Заглянул в соседнюю лавку, с париками.
Стою, чешу лысину.
– Можно примерить?
– Это женские.
– Мне всегда хотелось экстравагантную причёску, может, это последний шанс, неужели вы мне откажете?
Я сам удивился тому, как мой рот сменил интонации. Мой рот самостоятельно намекнул продавщице, что лысина у меня типа не просто так и я типа не посторонний зевака.
Продавщица окинула меня взглядом гробовщика, делающего примерку. Я сделал жалобные глаза и втянул щёки.
– Мужчина, – сказала продавщица голосом, которым обращаются к распоясавшимся тридцативосьмилетним шалопаям. – Мужчина, чего вы дурью маетесь, вам же не надо.
– Откуда вы знаете, что мне не надо?!
– Видно.
– Без парика холодно, – пожаловался я.
– Купите шапку, дешевле выйдет.
После неудачи с шевелюрой я отправился в конфетный магазинчик.
По пути обогнал старика с катетером, болтающимся у пояса словно прозрачная фляжка с фантой.
В магазинчике конфеты.
Самые немыслимые коробки и коробочки. Будущие презенты для персонала любого калибра, от нянечки до главврача.
У нас докторам дарят столько конфет, что съесть их невозможно. Не удивлюсь, если местные сотрудники содержат магазинчик вскладчину – просто сдают подаренное обратно. Таким образом каждая коробка может быть продана бесчисленное множество раз, пока не истечёт срок годности.
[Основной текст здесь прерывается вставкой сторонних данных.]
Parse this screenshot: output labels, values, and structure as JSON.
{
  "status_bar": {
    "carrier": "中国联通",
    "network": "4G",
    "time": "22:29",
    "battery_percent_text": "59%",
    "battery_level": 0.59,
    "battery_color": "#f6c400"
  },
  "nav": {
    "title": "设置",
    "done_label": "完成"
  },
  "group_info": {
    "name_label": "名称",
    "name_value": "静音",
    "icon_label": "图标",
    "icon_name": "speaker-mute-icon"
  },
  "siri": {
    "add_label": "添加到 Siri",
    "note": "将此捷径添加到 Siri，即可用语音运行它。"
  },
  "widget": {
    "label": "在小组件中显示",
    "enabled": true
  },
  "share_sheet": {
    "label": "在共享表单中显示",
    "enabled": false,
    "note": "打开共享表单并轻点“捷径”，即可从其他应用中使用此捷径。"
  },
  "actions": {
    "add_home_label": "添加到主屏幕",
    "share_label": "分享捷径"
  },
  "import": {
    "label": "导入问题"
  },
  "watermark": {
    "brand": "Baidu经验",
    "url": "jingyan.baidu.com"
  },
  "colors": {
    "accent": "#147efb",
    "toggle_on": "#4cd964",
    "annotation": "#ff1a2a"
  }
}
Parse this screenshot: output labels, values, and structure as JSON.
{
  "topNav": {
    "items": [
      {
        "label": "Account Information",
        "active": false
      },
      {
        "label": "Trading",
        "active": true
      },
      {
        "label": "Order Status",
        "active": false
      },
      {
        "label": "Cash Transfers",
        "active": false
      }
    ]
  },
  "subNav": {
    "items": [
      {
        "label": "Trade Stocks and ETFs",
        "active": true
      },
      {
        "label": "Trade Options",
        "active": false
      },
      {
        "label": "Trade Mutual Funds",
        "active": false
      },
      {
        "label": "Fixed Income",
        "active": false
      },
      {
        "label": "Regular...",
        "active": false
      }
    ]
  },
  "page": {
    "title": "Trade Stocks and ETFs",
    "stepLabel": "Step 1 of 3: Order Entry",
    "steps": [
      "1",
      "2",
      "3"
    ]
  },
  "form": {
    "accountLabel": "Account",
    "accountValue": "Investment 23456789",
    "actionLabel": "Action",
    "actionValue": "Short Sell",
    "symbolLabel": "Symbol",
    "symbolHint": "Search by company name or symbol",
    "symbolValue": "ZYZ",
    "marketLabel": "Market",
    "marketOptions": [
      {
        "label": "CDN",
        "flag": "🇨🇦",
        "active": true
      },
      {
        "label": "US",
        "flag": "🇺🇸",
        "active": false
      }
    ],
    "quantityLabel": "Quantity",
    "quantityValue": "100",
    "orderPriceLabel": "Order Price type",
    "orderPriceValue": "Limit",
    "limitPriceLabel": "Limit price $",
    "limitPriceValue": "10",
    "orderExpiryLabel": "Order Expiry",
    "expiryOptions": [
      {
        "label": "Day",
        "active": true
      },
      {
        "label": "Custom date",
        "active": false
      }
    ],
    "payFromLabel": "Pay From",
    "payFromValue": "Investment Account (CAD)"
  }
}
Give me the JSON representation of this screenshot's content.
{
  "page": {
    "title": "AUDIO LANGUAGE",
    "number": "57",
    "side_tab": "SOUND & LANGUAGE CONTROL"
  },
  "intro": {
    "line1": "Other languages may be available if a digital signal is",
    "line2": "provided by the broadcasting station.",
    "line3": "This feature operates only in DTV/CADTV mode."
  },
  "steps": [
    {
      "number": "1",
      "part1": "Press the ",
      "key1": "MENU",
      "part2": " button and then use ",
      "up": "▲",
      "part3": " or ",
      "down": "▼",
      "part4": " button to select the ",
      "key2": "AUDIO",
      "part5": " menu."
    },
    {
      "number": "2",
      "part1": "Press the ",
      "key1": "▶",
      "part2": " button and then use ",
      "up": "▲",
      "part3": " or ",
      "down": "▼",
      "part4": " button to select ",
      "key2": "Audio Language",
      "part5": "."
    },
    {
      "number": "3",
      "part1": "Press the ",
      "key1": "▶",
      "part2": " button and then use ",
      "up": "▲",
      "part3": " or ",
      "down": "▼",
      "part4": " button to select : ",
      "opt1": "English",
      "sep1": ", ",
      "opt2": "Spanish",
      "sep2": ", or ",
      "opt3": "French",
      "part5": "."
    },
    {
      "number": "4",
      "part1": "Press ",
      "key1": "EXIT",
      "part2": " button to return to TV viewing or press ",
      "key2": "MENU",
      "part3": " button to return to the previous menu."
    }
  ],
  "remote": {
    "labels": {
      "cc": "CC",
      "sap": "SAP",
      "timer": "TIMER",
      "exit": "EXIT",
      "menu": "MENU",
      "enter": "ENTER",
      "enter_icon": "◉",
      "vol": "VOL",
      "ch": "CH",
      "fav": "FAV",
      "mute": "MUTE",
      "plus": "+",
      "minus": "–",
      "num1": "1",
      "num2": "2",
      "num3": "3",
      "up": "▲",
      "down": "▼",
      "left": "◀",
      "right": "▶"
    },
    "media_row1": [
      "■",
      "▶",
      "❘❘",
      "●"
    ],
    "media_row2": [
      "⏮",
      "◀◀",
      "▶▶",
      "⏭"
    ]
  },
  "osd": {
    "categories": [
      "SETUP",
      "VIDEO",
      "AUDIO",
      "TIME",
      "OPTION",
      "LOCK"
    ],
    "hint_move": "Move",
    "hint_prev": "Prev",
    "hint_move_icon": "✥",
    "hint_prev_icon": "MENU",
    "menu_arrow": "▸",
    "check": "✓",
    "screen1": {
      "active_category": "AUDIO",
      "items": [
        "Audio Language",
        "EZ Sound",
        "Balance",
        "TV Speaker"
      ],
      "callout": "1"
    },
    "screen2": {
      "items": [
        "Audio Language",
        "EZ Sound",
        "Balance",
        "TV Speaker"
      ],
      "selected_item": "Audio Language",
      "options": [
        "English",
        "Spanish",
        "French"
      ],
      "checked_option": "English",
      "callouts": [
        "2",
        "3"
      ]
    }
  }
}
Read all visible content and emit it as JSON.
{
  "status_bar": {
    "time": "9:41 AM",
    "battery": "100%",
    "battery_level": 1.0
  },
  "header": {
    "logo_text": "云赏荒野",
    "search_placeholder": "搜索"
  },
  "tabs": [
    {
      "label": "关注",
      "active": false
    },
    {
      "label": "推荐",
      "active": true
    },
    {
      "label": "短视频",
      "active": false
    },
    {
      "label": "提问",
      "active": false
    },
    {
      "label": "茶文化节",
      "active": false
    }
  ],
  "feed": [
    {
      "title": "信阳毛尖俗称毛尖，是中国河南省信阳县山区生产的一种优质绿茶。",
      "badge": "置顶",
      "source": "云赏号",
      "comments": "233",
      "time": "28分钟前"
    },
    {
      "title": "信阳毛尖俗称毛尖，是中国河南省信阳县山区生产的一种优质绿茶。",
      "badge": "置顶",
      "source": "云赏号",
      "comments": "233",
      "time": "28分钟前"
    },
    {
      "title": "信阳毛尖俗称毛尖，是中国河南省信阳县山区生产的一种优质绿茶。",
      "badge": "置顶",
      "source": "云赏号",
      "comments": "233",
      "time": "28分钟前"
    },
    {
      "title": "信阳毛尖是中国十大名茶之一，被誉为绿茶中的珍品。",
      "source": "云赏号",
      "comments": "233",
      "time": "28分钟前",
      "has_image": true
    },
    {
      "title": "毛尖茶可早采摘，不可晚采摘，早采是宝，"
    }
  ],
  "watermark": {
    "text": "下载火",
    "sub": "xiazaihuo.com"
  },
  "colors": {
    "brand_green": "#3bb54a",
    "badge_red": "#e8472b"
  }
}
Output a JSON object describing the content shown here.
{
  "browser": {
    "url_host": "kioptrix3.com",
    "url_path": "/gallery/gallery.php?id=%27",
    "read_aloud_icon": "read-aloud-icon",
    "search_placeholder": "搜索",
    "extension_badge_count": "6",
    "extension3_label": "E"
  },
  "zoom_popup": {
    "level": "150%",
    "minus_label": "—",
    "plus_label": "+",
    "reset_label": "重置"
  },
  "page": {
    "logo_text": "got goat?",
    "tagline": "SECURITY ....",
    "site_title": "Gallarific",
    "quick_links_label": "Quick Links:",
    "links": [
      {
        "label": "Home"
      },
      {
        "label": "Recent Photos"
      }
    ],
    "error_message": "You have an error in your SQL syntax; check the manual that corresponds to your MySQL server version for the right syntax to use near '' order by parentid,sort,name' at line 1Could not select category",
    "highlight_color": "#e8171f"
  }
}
Я решил отдать дань традиции, примерился к австрийскому шоколаду, к швейцарскому. В итоге взял куличики с посыпкой из какао.
А вот и доктор.
Идём длинными коридорами, белый халат ей к лицу.
И к лицу, и к талии, и к ногам.
В лифте я крепко беру её за волосы – не парик.
В кабинете располагаются двое: моя и коллега. У коллеги на лице синяки от косметических уколов. Выразительно посмотрев на меня, коллега вышла.